Alexander Brodsky brings paper architecture and Soviet design to the fore

Unfired clay sculptures will be exhibited with new drawings by Russian architect Alexander Brodsky at Betts Projects in London. The works on display evoke his restrained style, showing the continuation of an interest in simple building materials and accessible tools.

For the hybrid craftsman, Brodsky’s work is driven by his interest in preserving traditional Russian building methods. His sculptures, made with unfired clay, reference local and low-cost materials and come in contrast to the steel and glass seen in new buildings in Moscow, which he rejects. The depictions of tall terraces with oblong windows and gabled roofs call for the preservation of historic Russian architecture.

Brodsky graduated from the Moscow Architecture Institute in 1978 and became known as a member of the Paper Architects, a dissenting group of graduates who rebelled against the monotony of standardised communist architecture. They chose to make paper models, instead of concrete monstrosities, to free them from state control.

In the 1980s, Brodsky began collaborating with fellow paper architect and friend Ilya Utkin, creating a series of etchings of their utopian worlds filled with historic architectural styles, from neoclassical to constructivist. After his success he moved to New York to pursue art and set his conceptual ideas free.

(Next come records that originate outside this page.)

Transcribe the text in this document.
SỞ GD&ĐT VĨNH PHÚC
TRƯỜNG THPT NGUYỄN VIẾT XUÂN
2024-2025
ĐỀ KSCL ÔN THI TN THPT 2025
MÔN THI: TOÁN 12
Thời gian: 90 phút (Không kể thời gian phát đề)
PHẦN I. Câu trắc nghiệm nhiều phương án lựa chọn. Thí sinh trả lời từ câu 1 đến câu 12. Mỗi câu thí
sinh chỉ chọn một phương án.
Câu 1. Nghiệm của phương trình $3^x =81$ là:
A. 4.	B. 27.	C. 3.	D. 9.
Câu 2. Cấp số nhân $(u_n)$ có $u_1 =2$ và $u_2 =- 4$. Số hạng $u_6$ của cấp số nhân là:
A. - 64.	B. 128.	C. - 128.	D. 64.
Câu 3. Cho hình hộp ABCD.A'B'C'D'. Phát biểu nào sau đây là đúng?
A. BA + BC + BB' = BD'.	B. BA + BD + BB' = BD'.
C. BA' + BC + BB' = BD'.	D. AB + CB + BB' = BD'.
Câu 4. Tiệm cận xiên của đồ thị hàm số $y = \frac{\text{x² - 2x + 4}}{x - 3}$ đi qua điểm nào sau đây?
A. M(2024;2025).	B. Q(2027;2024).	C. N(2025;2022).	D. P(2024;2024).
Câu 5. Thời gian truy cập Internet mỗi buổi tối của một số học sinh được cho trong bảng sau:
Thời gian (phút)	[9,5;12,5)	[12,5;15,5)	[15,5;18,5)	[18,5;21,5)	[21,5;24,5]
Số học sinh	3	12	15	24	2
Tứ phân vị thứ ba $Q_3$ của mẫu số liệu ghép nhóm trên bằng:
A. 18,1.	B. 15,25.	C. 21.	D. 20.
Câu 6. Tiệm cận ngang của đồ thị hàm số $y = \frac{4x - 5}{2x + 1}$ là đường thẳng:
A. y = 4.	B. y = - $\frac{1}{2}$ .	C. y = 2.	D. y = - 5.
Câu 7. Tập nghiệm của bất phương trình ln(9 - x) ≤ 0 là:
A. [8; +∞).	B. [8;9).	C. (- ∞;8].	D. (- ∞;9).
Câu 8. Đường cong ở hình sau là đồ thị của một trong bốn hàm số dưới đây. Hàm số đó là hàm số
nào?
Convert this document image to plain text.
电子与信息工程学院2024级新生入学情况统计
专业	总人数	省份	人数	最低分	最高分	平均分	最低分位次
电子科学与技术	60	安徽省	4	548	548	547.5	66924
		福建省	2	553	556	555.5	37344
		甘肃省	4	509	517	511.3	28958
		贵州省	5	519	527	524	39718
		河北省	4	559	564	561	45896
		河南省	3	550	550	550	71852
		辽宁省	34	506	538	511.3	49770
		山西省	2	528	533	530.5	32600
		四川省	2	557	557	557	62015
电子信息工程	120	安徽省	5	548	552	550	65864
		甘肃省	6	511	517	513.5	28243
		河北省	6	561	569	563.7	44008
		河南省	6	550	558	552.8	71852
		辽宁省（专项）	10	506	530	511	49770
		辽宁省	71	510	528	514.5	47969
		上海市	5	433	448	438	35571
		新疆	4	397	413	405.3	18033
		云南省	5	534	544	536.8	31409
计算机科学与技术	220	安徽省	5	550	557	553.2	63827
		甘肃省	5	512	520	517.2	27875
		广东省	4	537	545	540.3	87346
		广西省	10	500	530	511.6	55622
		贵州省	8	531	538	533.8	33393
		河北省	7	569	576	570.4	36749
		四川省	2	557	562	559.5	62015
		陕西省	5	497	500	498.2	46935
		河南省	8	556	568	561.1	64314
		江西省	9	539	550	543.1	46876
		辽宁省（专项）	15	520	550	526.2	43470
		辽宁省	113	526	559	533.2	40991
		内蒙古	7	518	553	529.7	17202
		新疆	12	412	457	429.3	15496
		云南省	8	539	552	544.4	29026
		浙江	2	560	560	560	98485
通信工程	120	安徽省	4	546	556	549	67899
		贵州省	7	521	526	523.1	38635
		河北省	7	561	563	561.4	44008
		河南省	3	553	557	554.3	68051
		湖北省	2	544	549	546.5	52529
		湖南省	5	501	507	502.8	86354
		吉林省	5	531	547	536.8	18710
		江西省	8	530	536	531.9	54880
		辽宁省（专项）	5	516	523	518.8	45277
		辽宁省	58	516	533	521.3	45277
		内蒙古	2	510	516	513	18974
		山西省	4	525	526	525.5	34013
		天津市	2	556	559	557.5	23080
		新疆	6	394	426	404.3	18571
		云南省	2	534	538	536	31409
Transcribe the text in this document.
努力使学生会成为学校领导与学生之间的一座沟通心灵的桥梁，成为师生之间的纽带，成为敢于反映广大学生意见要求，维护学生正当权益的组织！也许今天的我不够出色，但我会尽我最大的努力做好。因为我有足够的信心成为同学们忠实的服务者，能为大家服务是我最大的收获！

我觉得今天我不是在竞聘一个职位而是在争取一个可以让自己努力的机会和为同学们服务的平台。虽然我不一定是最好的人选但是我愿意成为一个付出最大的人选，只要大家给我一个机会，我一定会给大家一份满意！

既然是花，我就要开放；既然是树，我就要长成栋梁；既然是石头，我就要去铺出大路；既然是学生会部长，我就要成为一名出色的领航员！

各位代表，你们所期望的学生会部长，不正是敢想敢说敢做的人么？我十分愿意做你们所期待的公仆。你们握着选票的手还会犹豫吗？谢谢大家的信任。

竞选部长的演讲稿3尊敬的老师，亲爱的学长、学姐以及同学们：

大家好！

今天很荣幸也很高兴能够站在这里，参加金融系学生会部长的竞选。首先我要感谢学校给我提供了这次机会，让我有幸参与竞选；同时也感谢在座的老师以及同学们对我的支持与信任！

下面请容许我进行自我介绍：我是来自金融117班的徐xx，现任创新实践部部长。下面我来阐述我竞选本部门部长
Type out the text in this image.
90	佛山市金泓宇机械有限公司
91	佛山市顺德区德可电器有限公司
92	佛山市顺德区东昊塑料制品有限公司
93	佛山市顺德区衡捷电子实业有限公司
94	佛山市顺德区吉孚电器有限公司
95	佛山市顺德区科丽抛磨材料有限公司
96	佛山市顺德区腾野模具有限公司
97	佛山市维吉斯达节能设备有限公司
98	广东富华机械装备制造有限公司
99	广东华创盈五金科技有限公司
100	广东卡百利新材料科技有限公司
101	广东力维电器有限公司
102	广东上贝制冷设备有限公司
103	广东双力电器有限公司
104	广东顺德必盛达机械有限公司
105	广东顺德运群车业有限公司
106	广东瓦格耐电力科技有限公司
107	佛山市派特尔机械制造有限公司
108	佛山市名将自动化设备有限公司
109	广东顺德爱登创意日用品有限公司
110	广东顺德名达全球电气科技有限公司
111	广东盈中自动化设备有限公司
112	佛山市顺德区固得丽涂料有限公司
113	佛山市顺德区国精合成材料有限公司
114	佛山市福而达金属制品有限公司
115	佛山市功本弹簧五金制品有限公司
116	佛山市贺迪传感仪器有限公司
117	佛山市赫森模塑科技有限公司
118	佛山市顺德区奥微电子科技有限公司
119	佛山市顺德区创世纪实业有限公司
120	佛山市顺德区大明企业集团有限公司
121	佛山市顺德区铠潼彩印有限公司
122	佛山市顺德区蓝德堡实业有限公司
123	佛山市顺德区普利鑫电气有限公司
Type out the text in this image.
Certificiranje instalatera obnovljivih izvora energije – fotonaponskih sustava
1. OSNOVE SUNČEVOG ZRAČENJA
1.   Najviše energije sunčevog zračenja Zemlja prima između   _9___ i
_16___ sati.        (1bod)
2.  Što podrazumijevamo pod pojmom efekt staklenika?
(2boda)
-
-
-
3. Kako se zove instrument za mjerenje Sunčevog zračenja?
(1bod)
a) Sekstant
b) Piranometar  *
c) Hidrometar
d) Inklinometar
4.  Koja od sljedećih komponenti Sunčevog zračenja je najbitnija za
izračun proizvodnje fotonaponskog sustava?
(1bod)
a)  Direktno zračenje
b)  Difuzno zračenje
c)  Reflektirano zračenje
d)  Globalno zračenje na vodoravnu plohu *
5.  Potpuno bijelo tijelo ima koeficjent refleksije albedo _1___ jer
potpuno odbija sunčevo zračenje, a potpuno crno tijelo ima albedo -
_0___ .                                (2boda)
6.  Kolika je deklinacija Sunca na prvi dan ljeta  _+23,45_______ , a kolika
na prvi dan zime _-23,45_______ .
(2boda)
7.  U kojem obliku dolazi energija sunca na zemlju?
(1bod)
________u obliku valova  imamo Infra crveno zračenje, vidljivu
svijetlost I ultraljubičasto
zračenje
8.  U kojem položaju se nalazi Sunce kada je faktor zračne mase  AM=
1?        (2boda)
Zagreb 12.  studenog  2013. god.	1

His drawings in pencil on tracing paper, which are shown here for the first time, bring his ideas and interest in the physicality of form together. Drawings of tools blur with bird’s eye views of buildings as the vocabulary of the artist and the architect blends. Taking an Arte Povera approach to Soviet design, Brodsky’s works call for a return to material and a considered approach to Russian architectural history.